Editeur, libraire et commerçant dans une autre vie, Pascal Vandenberghe signe depuis la trente-neuvième semaine de l’Antipresse, sous son nom de guerre de Cannibale lecteur, des chroniques de livres qui se distinguent autant par leur nécessité que par leur indifférence totale à l’actualité.

Au fil du temps, il a constitué une véritable bibliothèque de l’honnête homme, nous donnant non seulement des raisons de lire des livres auxquels nous n’aurions jamais songé, mais encore des motifs de nous croire plus intelligents que nous ne sommes.

Son manifeste de lecteur-prescripteur pourrait être celui de l’adorable Léon Werth :

La critique littéraire ne doit pas se contenter de parler des livres à la mode ni des auteurs connus dont on devine qu’ils seront lus par les critiques contemporains, ceux qui, comme disait Jaurès, se contentent de promener “leur âme au milieu des chefs-d’œuvre”. La première règle d’un bon journaliste, s’il en est une au moins, est de ne jamais parier sur l’inculture de ses lecteurs et de ne jamais miser sur leur indifférence à l’égard de ce qu’ils ne connaissent pas, mais dont rien n’autorise à penser qu’ils ne voudraient pas le connaître. (Gilles Heuré, L’insoumis. Léon Werth. 1878-1955, éd. Viviane Hamy.)

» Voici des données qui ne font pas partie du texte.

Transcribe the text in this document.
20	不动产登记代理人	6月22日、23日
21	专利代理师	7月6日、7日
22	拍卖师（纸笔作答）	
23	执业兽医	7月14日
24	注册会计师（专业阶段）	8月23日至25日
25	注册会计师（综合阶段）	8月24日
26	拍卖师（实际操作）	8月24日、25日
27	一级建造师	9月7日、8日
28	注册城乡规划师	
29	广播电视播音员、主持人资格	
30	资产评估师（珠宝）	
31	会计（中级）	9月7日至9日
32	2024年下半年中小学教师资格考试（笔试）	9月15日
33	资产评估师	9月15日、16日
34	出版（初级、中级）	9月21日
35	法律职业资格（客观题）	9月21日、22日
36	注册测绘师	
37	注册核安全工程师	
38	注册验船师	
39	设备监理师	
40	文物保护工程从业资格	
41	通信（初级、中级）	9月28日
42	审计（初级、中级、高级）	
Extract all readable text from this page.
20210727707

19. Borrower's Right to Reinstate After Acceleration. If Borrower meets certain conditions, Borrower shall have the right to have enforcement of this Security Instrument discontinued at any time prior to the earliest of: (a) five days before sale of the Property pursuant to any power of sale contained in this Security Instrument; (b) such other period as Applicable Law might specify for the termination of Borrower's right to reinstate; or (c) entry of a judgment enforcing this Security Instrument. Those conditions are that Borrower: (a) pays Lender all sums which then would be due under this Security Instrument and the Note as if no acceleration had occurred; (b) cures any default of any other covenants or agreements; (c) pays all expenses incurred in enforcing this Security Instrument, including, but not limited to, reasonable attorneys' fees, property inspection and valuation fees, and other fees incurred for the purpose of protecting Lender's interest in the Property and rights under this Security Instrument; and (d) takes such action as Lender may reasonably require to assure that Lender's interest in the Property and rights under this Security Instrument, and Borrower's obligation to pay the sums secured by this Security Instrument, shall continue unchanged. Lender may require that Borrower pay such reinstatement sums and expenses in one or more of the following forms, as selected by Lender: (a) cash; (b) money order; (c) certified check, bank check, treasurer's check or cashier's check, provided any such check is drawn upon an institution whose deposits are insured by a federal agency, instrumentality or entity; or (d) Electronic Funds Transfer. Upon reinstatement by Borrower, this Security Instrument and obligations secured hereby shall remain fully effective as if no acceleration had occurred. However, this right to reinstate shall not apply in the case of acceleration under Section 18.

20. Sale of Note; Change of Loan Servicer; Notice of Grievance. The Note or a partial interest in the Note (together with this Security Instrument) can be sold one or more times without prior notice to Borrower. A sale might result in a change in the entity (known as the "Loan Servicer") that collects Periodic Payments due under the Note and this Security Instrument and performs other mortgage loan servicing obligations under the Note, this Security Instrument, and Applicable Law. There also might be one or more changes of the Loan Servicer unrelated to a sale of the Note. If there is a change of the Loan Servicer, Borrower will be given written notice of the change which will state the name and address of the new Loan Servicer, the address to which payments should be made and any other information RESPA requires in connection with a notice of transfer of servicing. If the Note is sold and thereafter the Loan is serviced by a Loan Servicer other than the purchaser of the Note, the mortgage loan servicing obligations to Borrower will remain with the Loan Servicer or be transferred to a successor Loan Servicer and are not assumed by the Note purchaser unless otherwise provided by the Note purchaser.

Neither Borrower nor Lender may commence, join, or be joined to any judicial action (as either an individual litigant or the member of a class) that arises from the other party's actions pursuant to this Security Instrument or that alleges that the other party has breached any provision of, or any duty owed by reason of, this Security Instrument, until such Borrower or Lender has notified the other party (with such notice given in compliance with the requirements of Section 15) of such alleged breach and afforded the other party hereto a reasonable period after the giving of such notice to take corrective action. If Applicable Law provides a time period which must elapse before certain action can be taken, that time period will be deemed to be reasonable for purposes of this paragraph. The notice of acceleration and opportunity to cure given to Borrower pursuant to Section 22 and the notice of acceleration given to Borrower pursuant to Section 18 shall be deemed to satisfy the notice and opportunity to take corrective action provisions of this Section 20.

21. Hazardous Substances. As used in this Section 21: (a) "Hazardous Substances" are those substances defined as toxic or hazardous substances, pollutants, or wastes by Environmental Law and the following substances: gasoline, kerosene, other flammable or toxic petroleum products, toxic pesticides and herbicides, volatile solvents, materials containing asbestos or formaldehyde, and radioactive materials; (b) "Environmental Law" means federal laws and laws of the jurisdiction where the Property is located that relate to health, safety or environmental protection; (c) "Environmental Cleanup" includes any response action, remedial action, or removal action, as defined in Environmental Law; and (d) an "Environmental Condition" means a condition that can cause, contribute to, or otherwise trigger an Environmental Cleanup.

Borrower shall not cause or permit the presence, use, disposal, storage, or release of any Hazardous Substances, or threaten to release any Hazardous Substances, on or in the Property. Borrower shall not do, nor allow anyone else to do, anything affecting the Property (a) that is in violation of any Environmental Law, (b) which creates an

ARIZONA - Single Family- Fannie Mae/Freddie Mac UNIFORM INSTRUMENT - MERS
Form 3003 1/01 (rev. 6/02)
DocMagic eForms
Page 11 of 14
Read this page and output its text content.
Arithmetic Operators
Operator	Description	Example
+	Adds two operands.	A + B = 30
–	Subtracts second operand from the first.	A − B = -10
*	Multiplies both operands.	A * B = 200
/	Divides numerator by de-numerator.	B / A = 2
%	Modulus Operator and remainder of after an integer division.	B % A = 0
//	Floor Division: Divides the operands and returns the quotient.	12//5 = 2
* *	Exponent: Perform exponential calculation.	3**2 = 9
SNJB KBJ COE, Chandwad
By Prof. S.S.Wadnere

Les articles de Pascal Vandenberghe

Petite cure de calassothérapie

Les auteurs écrivent des livres. Les écrivains bâtissent une œuvre. C’est toute la différence. C’est ainsi que Roberto Calasso reprend comme titre de son dernier livre une phrase sibylline de son premier ouvrage paru en 1983. Et poursuit ou plutôt approfondit une réflexion engagée il y a plus de trente ans.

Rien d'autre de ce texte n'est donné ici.